Fatima en de bellen van Mark Rutte

De twee verplegers groeten elkaar in wat ik meen te herkennen als Maleis. Een van de twee heeft mijn kamer onder zijn beheer deze ochtend, en ik verstout mij de vraag te stellen die bij mij na zekere nieuwsberichten opkwam. “Komt u uit Indonesië?” “Java,” antwoordt hij snel. Niet heel veel mensen zullen zich met “Indonesië” vereenzelvigen. Maar we praten er over door. In de eerste plaats: hij spreekt Nederlands, met licht accent, maar niet een Indisch accent. “Ja we moesten eerst helemaal Nederlands leren spreken,” verduidelijkt hij. “Wij hebben niets met Nederlands.” Toch is dat vreemd, maar het zegt alles over de Nederlandse heersers. Engeland, Frankrijk, Spanje en Portugal hebben hun taal achtergelaten in de koloniën, het was een erezaak – o ja, en België, Frans natuurlijk, maar dat was een gevolg van de lage positie van het Nederlands in België de eerste eeuw.

Het Nederlandse koloniale bestuur verbood uitdrukkelijk onderwijs in het Nederlands aan “de inlanders”, die moesten geen venster op Europa en daarmee op “de vooruitgang” krijgen. Het Nederlandse kolonialisme was nog net iets racistischer dan dat van die andere Europese staten. Hij vraagt wat mijn band met Indonesië is. Ik overdrijf door te zeggen dat ik een Indische vriendin heb gehad. Maar het verschil tussen Indisch en Indonesisch begrijpt hij zo te merken niet. Niemand in de familie begreep verder de uitdrukking van mijn overgrootmoeder: “Alles met ’te’ is slecht, behalve tevreden en telor.” Waar ze dat ei uit de Indische keuken vandaanhaalde? Maar ik ben hier al voorbij de kennismaking. Ik kon wel het schandalige ter sprake brengen dat “de inlanders” tijdenlang geen Nederlands mochten leren. En nu zijn we dan in de toestand van omgekeerde ontwikkelingshulp aanbeland: importverpleegkundigen uit een voormalige maar vervreemde kolonie.

Ik besteed meer tijd dan mij lief is in het ziekenhuis en laat ik u niet gaan vervelen met uitweidingen over het waarom. Maar het bovenstaande moet wat mij betreft illustreren waarom Wilders met zijn praatjes over “de zorg” een charlatan is, die willens en wetens liegt tegenover zijn enorme achterban. Herkent u het? Hij wil(de) nog wel eens zeggen dat het maar de vraag is wie de bellen van zijn voormalige fractiegenoot Mark Rutte zou komen wassen. Die bellen van Rutte, die zijn een obsessie voor hem. Het is geen Limburgs, zoals ook “wedudaddu”en “prozent” het niet zijn. Het is een speciaal patois, wellicht ontwikkeld in de ballingschap uit Venlo.

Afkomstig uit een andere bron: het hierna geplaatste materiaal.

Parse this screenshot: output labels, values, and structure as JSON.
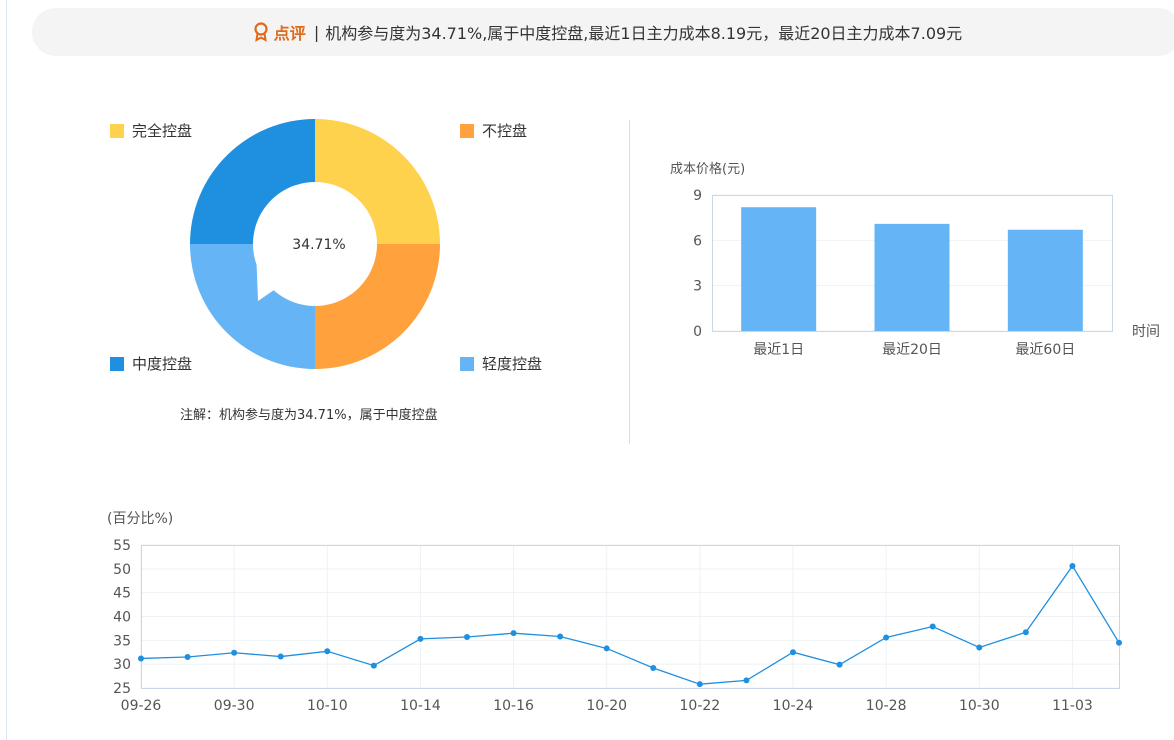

En het verdere verhaal van charlatan Wilders is dat Ahmed en Fatima een bed bezet houden dat anders Henk en Ingrid zou herbergen. En dat allemaal van onze centen, zal geïmpliceerd zijn, of hij zegt het, het kan allemaal straffeloos.

Ziet u, Ahmed en Fatima zijn al verplegenden. Zij zijn laboranten. Zij zijn zelfs – ja, het is ongelooflijk, heer Wilders, artsen. Ik geef onmiddellijk toe dat ik enigszins verbaasd opmerk hoe een vrouw met hoofddoek bellen aan het wassen is. Helemaal onderaan maken ze ook nog de vloer schoon. Vertel mij wat, als ziekenhuisrecidivist. Er is geen toekomst waarin het maar de vraag is wie de bellen van Mark Rutte zal wassen. De toekomst is nu. Dan moet natuurlijk niet de gezondheidszorg grotendeels wegbezuinigd worden, wat zowel Rutte als zijn voormalige fractiegenoot graag willen.

Voor wie houdt Wilders zijn bellenpraatje? In de wachtkamer waar ik vrijdag veel te lang moet wachten op Onduidelijke Plannen zit een man te oudehoeren tegen mensen die beleefd blijven. Die Arabieren willen helemaal geen Nederlands leren. En die asielzoekers worden allemaal voorgetrokken. Vluchten kan ik niet. En dit is nog een Amsterdammer ook. Een die eenvoudigweg niet eens om zich heen kijkt hier. “Arabieren” zal wel een eufemisme van het type “Turkse/Joodse mensen” zijn.